This is the second of two manual turbo boost controls covered by AutoSpeed. The first is suitable for cars that use ECU-controlled boost. That control system gives very good throttle control, with boost rising with factory-style gentleness. But if you want boost to come on as hard as possible, or your car doesn't use ECU-controlled boost, this boost control is the one for you.
Over more than seven years and five different turbo cars the control has performed faultlessly. It's cheap, easy to install and costs less than A$75.
Factory Boost Control
Cars without ECU-controlled boost use a very simple system. A hose from close to the turbo compressor's outlet feeds boost to a wastegate diaphragm. The diaphragm is connected by a rod to the wastegate, a valve that when open allows exhaust gas to bypass the turbine. On the other side of the diaphragm is a factory-set spring. Boost pressure travels down the short connecting hose, deflecting the diaphragm against the spring. If the factory wastegate canister is set up for 7 psi boost (which is typical of many Japanese cars), the diaphragm will be deflected so that the wastegate valve will bypass enough exhaust gas to hold boost at close to 7 psi. On the turbo shown here you can clearly see the hose connecting the turbo compressor outlet to the wastegate actuator.
The easiest way of getting maximum boost is to simply pull off this wastegate hose! That way, all the exhaust gas from the engine will pass through the turbine - none will be wasted. You can't get any more boost out of the turbo than that - but the peak boost pressure will almost certainly be too high. Too much boost results in detonation and broken pistons.... not what's wanted.
But if you remove just a little pressure from this hose, the wastegate won't open as far, more exhaust gas will pass through the turbine - and boost will be a bit higher.
Any device that reduces pressure in the wastegate hose by letting air escape from it is called a bleed. However, it is very important to note that not all wastegate bleed systems work in the same way! This point is often overlooked.
This diagram shows a typical wastegate bleed. A T-piece is inserted in the wastegate hose and air is bled out. One of the problems with taking this approach is that often a lot of air needs to be bled from the line before the wastegate actually sees a lower pressure. That's because there is an awful lot of air available from the turbo - bleeding off just a bit often makes little difference to the pressure seen by the wastegate actuator.
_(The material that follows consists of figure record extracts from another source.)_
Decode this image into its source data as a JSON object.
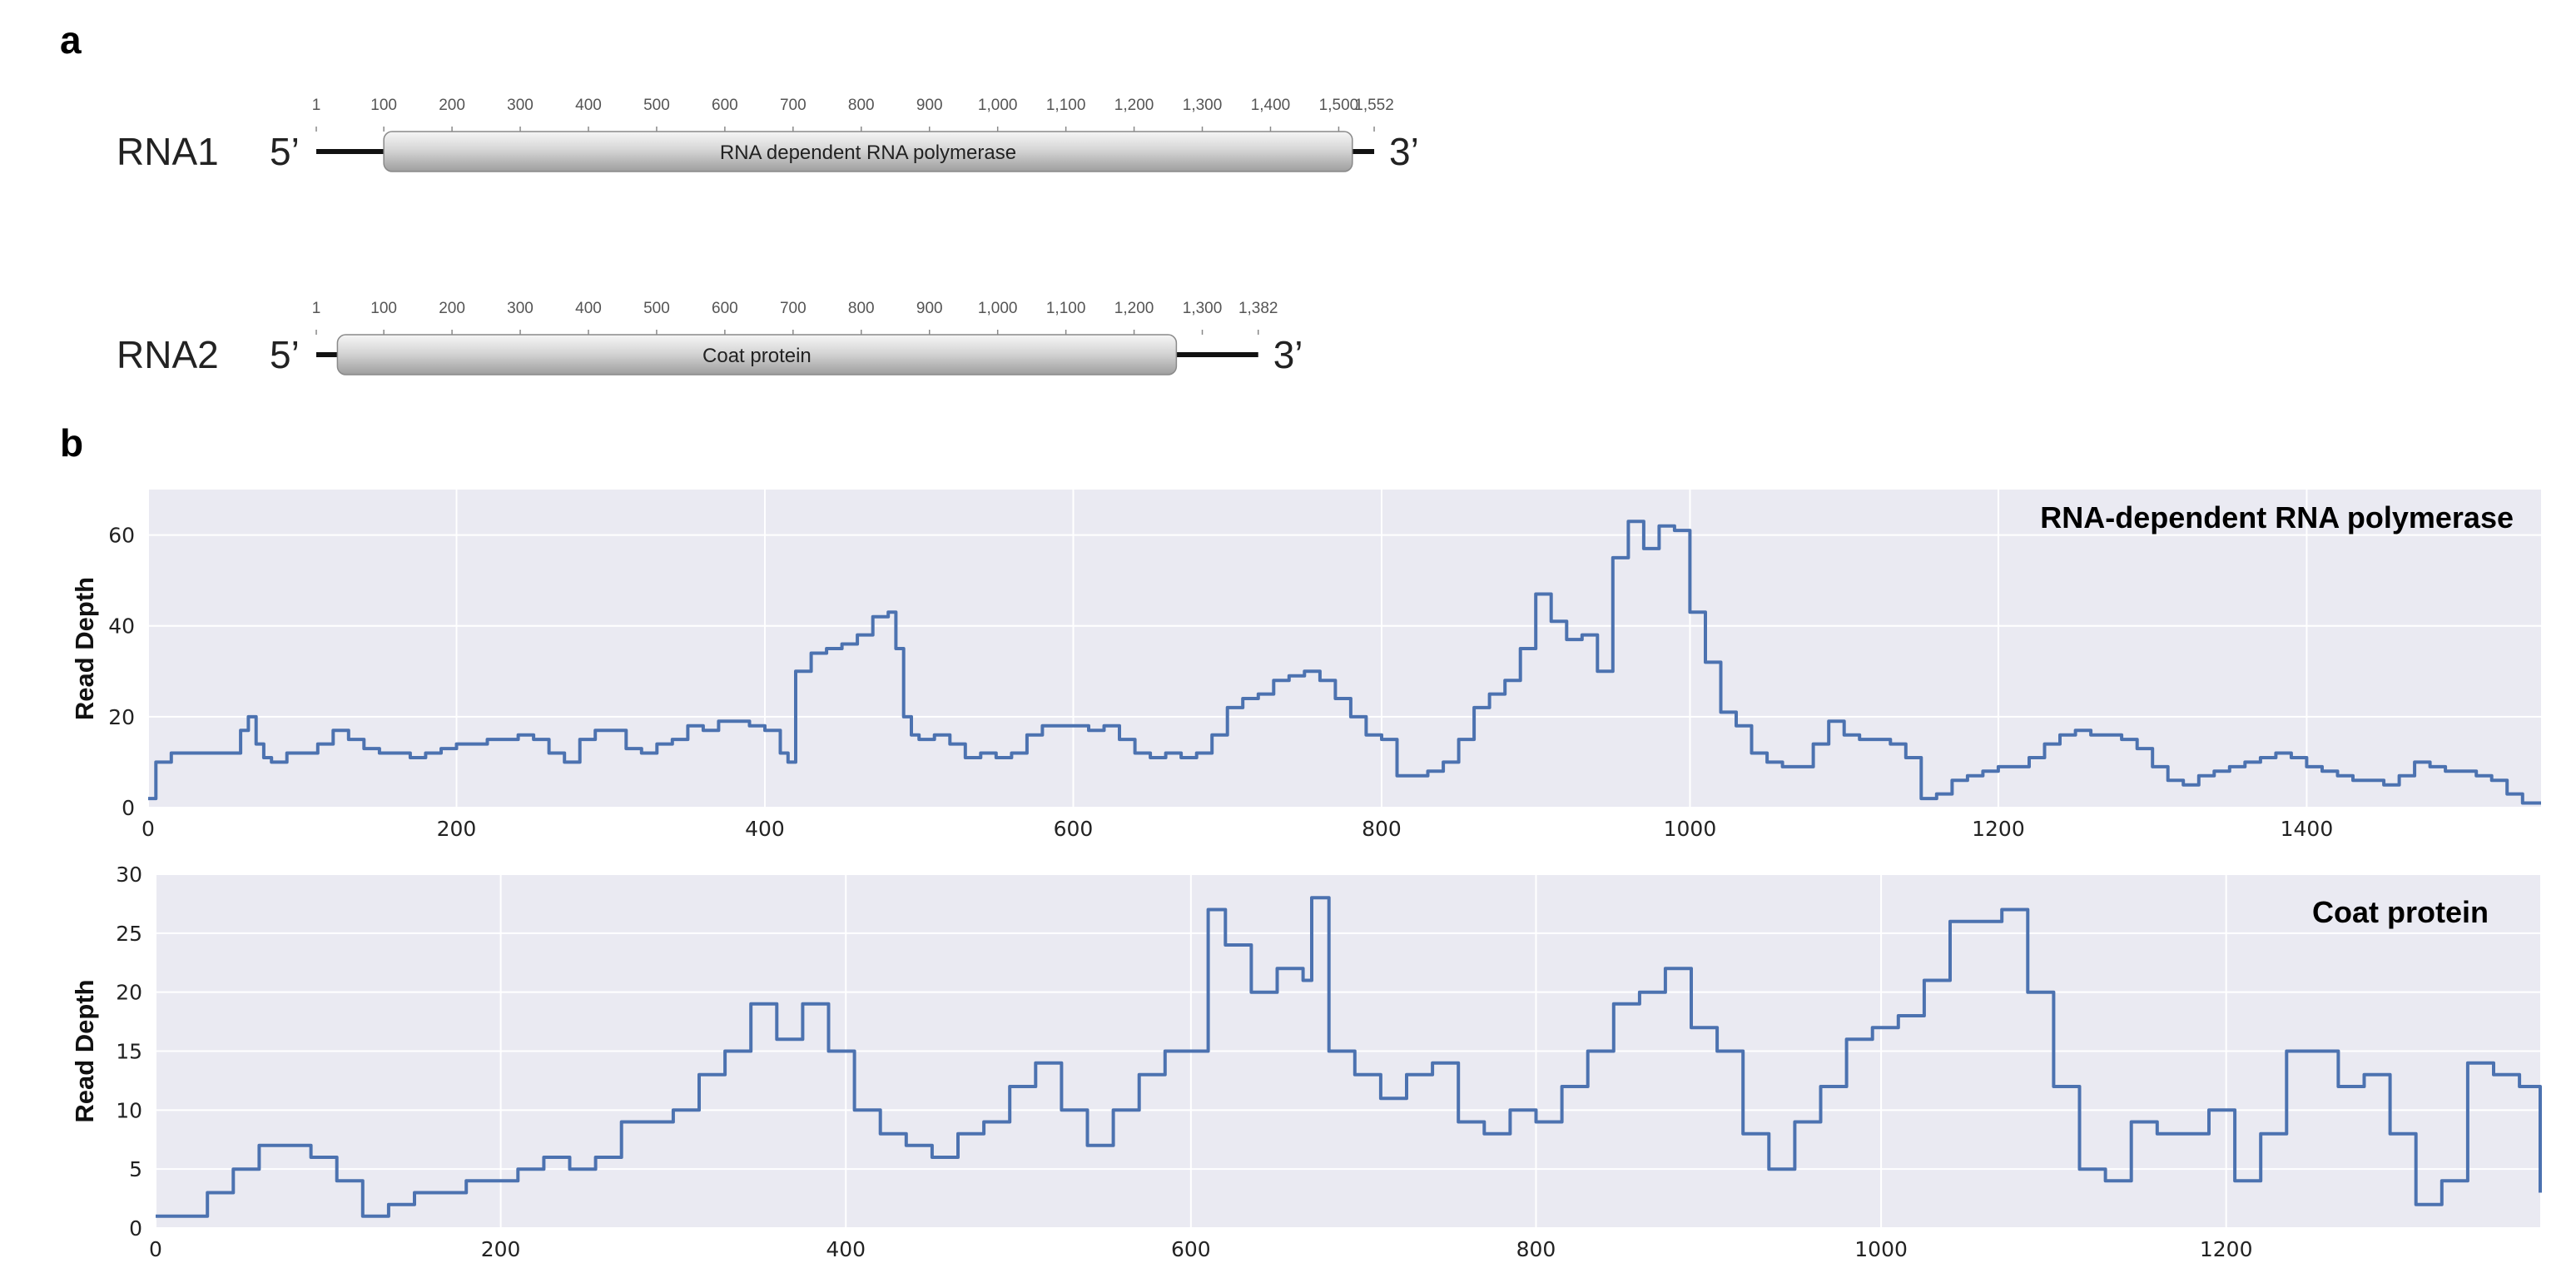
{
  "panel_a": {
    "letter": "a",
    "rows": [
      {
        "name": "RNA1",
        "five_prime": "5’",
        "three_prime": "3’",
        "length": 1552,
        "orf_start": 100,
        "orf_end": 1520,
        "gene_label": "RNA dependent RNA polymerase",
        "ruler_ticks": [
          "1",
          "100",
          "200",
          "300",
          "400",
          "500",
          "600",
          "700",
          "800",
          "900",
          "1,000",
          "1,100",
          "1,200",
          "1,300",
          "1,400",
          "1,500",
          "1,552"
        ],
        "ruler_values": [
          1,
          100,
          200,
          300,
          400,
          500,
          600,
          700,
          800,
          900,
          1000,
          1100,
          1200,
          1300,
          1400,
          1500,
          1552
        ]
      },
      {
        "name": "RNA2",
        "five_prime": "5’",
        "three_prime": "3’",
        "length": 1382,
        "orf_start": 32,
        "orf_end": 1262,
        "gene_label": "Coat protein",
        "ruler_ticks": [
          "1",
          "100",
          "200",
          "300",
          "400",
          "500",
          "600",
          "700",
          "800",
          "900",
          "1,000",
          "1,100",
          "1,200",
          "1,300",
          "1,382"
        ],
        "ruler_values": [
          1,
          100,
          200,
          300,
          400,
          500,
          600,
          700,
          800,
          900,
          1000,
          1100,
          1200,
          1300,
          1382
        ]
      }
    ]
  },
  "panel_b": {
    "letter": "b",
    "colors": {
      "line": "#4c72b0",
      "background": "#eaeaf2",
      "grid": "#ffffff"
    }
  },
  "chart_data": [
    {
      "type": "line",
      "title": "RNA-dependent RNA polymerase",
      "xlabel": "",
      "ylabel": "Read Depth",
      "xlim": [
        0,
        1552
      ],
      "ylim": [
        0,
        70
      ],
      "xticks": [
        0,
        200,
        400,
        600,
        800,
        1000,
        1200,
        1400
      ],
      "yticks": [
        0,
        20,
        40,
        60
      ],
      "grid": true,
      "x": [
        0,
        5,
        15,
        60,
        65,
        70,
        75,
        80,
        90,
        100,
        110,
        120,
        130,
        140,
        150,
        160,
        170,
        180,
        190,
        200,
        210,
        220,
        230,
        240,
        250,
        260,
        270,
        280,
        290,
        300,
        310,
        320,
        330,
        340,
        350,
        360,
        370,
        380,
        390,
        400,
        410,
        415,
        420,
        430,
        440,
        450,
        460,
        470,
        480,
        485,
        490,
        495,
        500,
        510,
        520,
        530,
        540,
        550,
        560,
        570,
        580,
        590,
        600,
        610,
        620,
        630,
        640,
        650,
        660,
        670,
        680,
        690,
        700,
        710,
        720,
        730,
        740,
        750,
        760,
        770,
        780,
        790,
        800,
        810,
        820,
        830,
        840,
        850,
        860,
        870,
        880,
        890,
        900,
        910,
        920,
        930,
        940,
        950,
        960,
        970,
        980,
        990,
        1000,
        1010,
        1020,
        1030,
        1040,
        1050,
        1060,
        1070,
        1080,
        1090,
        1100,
        1110,
        1120,
        1130,
        1140,
        1150,
        1160,
        1170,
        1180,
        1190,
        1200,
        1210,
        1220,
        1230,
        1240,
        1250,
        1260,
        1270,
        1280,
        1290,
        1300,
        1310,
        1320,
        1330,
        1340,
        1350,
        1360,
        1370,
        1380,
        1390,
        1400,
        1410,
        1420,
        1430,
        1440,
        1450,
        1460,
        1470,
        1480,
        1490,
        1500,
        1510,
        1520,
        1530,
        1540,
        1552
      ],
      "y": [
        2,
        10,
        12,
        17,
        20,
        14,
        11,
        10,
        12,
        12,
        14,
        17,
        15,
        13,
        12,
        12,
        11,
        12,
        13,
        14,
        14,
        15,
        15,
        16,
        15,
        12,
        10,
        15,
        17,
        17,
        13,
        12,
        14,
        15,
        18,
        17,
        19,
        19,
        18,
        17,
        12,
        10,
        30,
        34,
        35,
        36,
        38,
        42,
        43,
        35,
        20,
        16,
        15,
        16,
        14,
        11,
        12,
        11,
        12,
        16,
        18,
        18,
        18,
        17,
        18,
        15,
        12,
        11,
        12,
        11,
        12,
        16,
        22,
        24,
        25,
        28,
        29,
        30,
        28,
        24,
        20,
        16,
        15,
        7,
        7,
        8,
        10,
        15,
        22,
        25,
        28,
        35,
        47,
        41,
        37,
        38,
        30,
        55,
        63,
        57,
        62,
        61,
        43,
        32,
        21,
        18,
        12,
        10,
        9,
        9,
        14,
        19,
        16,
        15,
        15,
        14,
        11,
        2,
        3,
        6,
        7,
        8,
        9,
        9,
        11,
        14,
        16,
        17,
        16,
        16,
        15,
        13,
        9,
        6,
        5,
        7,
        8,
        9,
        10,
        11,
        12,
        11,
        9,
        8,
        7,
        6,
        6,
        5,
        7,
        10,
        9,
        8,
        8,
        7,
        6,
        3,
        1,
        1
      ]
    },
    {
      "type": "line",
      "title": "Coat protein",
      "xlabel": "",
      "ylabel": "Read Depth",
      "xlim": [
        0,
        1382
      ],
      "ylim": [
        0,
        30
      ],
      "xticks": [
        0,
        200,
        400,
        600,
        800,
        1000,
        1200
      ],
      "yticks": [
        0,
        5,
        10,
        15,
        20,
        25,
        30
      ],
      "grid": true,
      "x": [
        0,
        15,
        30,
        45,
        60,
        75,
        90,
        105,
        120,
        135,
        150,
        165,
        180,
        195,
        210,
        225,
        240,
        255,
        270,
        285,
        300,
        315,
        330,
        345,
        360,
        375,
        390,
        405,
        420,
        435,
        450,
        465,
        480,
        495,
        510,
        525,
        540,
        555,
        570,
        585,
        600,
        610,
        620,
        635,
        650,
        665,
        670,
        680,
        695,
        710,
        725,
        740,
        755,
        770,
        785,
        800,
        815,
        830,
        845,
        860,
        875,
        890,
        905,
        920,
        935,
        950,
        965,
        980,
        995,
        1010,
        1025,
        1040,
        1055,
        1070,
        1085,
        1100,
        1115,
        1130,
        1145,
        1160,
        1175,
        1190,
        1205,
        1220,
        1235,
        1250,
        1265,
        1280,
        1295,
        1310,
        1325,
        1340,
        1355,
        1370,
        1382
      ],
      "y": [
        1,
        1,
        3,
        5,
        7,
        7,
        6,
        4,
        1,
        2,
        3,
        3,
        4,
        4,
        5,
        6,
        5,
        6,
        9,
        9,
        10,
        13,
        15,
        19,
        16,
        19,
        15,
        10,
        8,
        7,
        6,
        8,
        9,
        12,
        14,
        10,
        7,
        10,
        13,
        15,
        15,
        27,
        24,
        20,
        22,
        21,
        28,
        15,
        13,
        11,
        13,
        14,
        9,
        8,
        10,
        9,
        12,
        15,
        19,
        20,
        22,
        17,
        15,
        8,
        5,
        9,
        12,
        16,
        17,
        18,
        21,
        26,
        26,
        27,
        20,
        12,
        5,
        4,
        9,
        8,
        8,
        10,
        4,
        8,
        15,
        15,
        12,
        13,
        8,
        2,
        4,
        14,
        13,
        12,
        3
      ]
    }
  ]
}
The way to overcome this problem is to insert a restriction before the bleed, as has been done here. This way, the bleed needs to flow only a small amount of air to make a large difference to the pressure seen by the wastegate diaphragm. Introducing the restriction is fundamental to the way in which this system works. The insertion of the restrictor also adds a measure of wastegate delay - the wastegate doesn't start to open until all the hosing the other side of the restriction is filled with pressurised air.
That's the theory - what about the practice? You'll need two valves, one or two T-pieces, some quarter inch hose and some hose clamps. The main in-cabin (or under-bonnet) control valve is a quarter inch needle valve, which is the valve on the left in the picture. A needle valve is a multi-turn (often 5 or 8 turns) brass valve that gives fine control over flow. It's like a well-made tap. For the restriction, it's best to use a quarter inch ball valve (on right). A ball valve also allows adjustment of the flow through it, but it's a valve that either shuts off the flow or fully opens it with just a 90 degree turn. Both of those valves are available from companies than specialise in pneumatics and hydraulics - check your phone book. While you are at the valve supplier, pick up a quarter inch T-piece and some hose clamps. The only other part needed is a couple of metres of quarter inch fuel hose - you can easily work out exactly how much you need before you go to buy it.
The system is organised as shown in the diagram. The location of the ball valve restriction, T-piece and needle valve are important - don't get their positions within the system confused. The ball valve (the restriction) is normally placed under the bonnet close to the turbo. The needle valve (the adjuster) can also be under the bonnet or if you wish, you can mount it inside the cabin.
The Guinea Pig
We fitted this boost control to a Nissan EXA. Before the system could be installed, the EXA's safety pressure relief valve on the plenum chamber was removed and a normal hardware store water pipe plug screwed in to replace it. The ball valve restriction was then mounted on the inner guard close to the turbo and the needle valve was placed at a convenient location on the dash.
A comparison of the new and old boost curves is shown here. Note that the new boost curve falls in level as revs climb. This characteristic of the boost control system causes concern to some, but it has a major benefit. The control system has a built-in "over-boost" capability that allows the engine to pull a higher peak boost pressure for a short time. Most cars can tolerate a peak boost level higher in the mid-range than can be sustained at high revs. If desired, adjustment of the two valves can be used to dial out much of this drop-off, which also varies from car to car.
If you want an even higher initial peak boost value, simply T into the wastegate line a small sealed volume, such as a small aerosol can or the pictured camping water container. This will allow boost to flare a bit, as the can needs to fill with pressurised air before the wastegate starts to move. This can be a surprisingly effective modification - on one Charade Turbo, fitting just the over-boost can was enough to give wheelspin on every full throttle first-second gear change!